Recommendation for production: Use rolling updates when zero-downtime deployments are critical. Ensure your deployment pipelines don't require waiting for update completion before proceeding to subsequent steps. Use recreate when you need faster, more predictable update timing and can tolerate brief downtime.
FAQ
I'm used to deployment slots for zero downtime deployments. How do rolling updates differ?
- Unlike deployment slots, rolling updates require no additional infrastructure. Set
siteUpdateStrategy.typeto"RollingUpdate"for zero-downtime deployments. - Rolling updates preserve in-progress executions, while deployment slots terminate them during swaps. Certain site properties and sticky settings can't be swapped and require modifying the production slot directly.
- Unlike deployment slots, rolling updates don't provide a separate environment for you to canary test changes or route a percentage of live traffic to. If you need these features, use a plan that supports deployment slots, like Elastic Premium, or manage separate Flex Consumption apps behind a traffic manager.
How do I roll back a site update?
- There's currently no feature to roll back a site update. If a rollback is necessary, initiate another site update with the previous state of code or configuration.

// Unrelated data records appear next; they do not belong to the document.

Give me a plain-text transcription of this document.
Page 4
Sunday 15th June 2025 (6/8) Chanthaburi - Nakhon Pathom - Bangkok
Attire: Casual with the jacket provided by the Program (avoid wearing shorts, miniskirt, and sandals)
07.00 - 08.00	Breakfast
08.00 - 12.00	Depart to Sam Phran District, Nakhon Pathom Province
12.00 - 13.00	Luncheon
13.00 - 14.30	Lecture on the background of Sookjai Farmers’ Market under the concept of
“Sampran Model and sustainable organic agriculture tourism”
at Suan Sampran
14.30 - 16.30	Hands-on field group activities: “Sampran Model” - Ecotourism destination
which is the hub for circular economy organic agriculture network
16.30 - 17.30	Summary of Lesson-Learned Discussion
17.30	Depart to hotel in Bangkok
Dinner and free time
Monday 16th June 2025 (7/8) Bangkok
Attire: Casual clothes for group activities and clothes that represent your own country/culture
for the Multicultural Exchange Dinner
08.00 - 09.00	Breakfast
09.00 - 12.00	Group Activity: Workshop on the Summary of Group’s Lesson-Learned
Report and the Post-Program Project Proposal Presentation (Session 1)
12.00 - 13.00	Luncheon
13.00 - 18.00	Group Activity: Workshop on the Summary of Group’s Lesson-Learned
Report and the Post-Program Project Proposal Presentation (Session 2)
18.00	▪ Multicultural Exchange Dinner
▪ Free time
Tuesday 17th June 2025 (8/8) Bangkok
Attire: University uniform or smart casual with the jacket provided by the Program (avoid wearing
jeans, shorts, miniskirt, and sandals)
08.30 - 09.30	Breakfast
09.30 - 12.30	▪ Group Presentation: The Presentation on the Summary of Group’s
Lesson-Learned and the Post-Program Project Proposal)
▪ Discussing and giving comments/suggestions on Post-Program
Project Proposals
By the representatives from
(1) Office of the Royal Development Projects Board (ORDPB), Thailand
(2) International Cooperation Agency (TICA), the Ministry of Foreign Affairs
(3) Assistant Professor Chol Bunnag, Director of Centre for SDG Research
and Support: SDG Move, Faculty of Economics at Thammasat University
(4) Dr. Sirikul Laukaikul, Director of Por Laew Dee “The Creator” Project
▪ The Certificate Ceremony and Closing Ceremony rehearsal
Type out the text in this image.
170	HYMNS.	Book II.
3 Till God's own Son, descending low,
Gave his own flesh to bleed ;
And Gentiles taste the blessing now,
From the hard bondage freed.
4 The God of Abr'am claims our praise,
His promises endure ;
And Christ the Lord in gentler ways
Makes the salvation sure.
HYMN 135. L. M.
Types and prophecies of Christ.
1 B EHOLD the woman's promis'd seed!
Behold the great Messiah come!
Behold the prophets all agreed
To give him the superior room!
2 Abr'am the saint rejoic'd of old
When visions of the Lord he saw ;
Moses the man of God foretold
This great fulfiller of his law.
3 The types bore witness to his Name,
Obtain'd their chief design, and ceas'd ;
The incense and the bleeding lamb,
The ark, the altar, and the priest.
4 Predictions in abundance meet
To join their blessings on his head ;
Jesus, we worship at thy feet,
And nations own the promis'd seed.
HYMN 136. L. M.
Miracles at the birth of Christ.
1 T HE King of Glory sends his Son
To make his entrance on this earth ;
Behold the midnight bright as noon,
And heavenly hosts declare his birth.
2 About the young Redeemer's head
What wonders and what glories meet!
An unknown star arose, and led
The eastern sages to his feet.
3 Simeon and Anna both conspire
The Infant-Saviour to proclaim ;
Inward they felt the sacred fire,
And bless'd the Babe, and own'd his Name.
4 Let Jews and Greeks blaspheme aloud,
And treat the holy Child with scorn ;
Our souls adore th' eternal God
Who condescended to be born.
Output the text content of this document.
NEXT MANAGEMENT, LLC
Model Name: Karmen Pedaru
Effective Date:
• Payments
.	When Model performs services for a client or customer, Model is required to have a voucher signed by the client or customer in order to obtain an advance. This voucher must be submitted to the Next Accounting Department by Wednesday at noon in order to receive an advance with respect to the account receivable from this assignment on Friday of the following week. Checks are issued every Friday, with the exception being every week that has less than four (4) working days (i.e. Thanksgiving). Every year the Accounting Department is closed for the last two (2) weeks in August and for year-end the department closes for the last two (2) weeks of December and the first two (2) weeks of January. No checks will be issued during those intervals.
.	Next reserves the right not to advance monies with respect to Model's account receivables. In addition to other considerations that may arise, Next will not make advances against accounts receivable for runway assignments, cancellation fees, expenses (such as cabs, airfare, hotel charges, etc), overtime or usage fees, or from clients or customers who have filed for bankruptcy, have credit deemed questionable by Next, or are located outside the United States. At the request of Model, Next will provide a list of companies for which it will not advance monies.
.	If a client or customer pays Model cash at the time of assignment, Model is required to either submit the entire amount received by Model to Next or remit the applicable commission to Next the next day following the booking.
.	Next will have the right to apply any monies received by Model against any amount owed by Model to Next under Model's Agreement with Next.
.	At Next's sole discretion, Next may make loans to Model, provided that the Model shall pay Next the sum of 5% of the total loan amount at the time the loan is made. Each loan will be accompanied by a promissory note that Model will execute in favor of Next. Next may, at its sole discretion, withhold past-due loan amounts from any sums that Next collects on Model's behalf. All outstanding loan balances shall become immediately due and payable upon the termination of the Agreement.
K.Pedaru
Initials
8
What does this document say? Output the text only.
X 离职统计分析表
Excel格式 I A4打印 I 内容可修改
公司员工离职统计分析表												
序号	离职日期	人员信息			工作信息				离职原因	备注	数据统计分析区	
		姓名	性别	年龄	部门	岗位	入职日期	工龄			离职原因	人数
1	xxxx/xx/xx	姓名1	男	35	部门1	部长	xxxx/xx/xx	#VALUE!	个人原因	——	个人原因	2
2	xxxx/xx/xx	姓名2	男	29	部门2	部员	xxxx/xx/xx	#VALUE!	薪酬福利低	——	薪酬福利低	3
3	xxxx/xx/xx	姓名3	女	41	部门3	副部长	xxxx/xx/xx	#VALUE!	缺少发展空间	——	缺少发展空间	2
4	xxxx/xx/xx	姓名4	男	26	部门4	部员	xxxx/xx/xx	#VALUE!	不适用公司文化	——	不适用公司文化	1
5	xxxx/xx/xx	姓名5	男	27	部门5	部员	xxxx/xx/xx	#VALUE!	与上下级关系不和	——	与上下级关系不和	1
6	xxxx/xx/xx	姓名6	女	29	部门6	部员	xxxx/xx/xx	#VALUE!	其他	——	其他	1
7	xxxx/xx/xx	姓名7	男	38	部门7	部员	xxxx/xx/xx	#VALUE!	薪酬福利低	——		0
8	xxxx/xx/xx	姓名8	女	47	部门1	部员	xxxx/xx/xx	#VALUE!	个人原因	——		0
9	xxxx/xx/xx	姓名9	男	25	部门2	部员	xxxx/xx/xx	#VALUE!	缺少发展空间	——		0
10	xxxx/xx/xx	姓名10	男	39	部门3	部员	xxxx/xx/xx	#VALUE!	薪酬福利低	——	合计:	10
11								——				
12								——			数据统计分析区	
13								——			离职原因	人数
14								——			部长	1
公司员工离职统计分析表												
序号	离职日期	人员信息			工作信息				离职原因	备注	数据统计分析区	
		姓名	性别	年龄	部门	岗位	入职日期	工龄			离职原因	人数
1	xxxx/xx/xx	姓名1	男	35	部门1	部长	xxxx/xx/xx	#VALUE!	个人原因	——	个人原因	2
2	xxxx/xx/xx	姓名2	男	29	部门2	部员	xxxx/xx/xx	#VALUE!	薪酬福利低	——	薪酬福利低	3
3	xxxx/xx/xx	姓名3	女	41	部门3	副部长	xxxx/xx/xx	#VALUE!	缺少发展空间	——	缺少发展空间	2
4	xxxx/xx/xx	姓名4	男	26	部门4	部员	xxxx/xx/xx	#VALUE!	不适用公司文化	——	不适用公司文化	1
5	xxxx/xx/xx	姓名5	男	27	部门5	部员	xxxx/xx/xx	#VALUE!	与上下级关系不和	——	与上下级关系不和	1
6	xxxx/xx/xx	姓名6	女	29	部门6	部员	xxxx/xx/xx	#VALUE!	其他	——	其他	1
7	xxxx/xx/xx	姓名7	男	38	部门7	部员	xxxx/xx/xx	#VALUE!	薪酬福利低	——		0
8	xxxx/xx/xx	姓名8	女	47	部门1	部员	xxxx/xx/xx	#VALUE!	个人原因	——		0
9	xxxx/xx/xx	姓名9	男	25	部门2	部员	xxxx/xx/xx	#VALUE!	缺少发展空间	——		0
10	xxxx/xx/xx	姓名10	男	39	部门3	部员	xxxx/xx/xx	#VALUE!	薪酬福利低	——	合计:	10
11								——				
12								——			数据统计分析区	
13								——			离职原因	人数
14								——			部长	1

How are timer triggers handled?
- Timer triggers maintain their singleton nature. Once a timer-triggered function app is marked for drain, new timer functions run on the latest version.
I'm seeing runtime errors during the rolling update...what went wrong?
- If new instances fail to start or encounter runtime errors, the issue is likely in the application code, dependencies, configuration settings, or environment variables that you modified.
- To resolve the issue, redeploy your last known healthy version to restore the runtime. Then test your proposed changes in a development or staging environment before reattempting. Review error logs to identify what specific change caused the issue.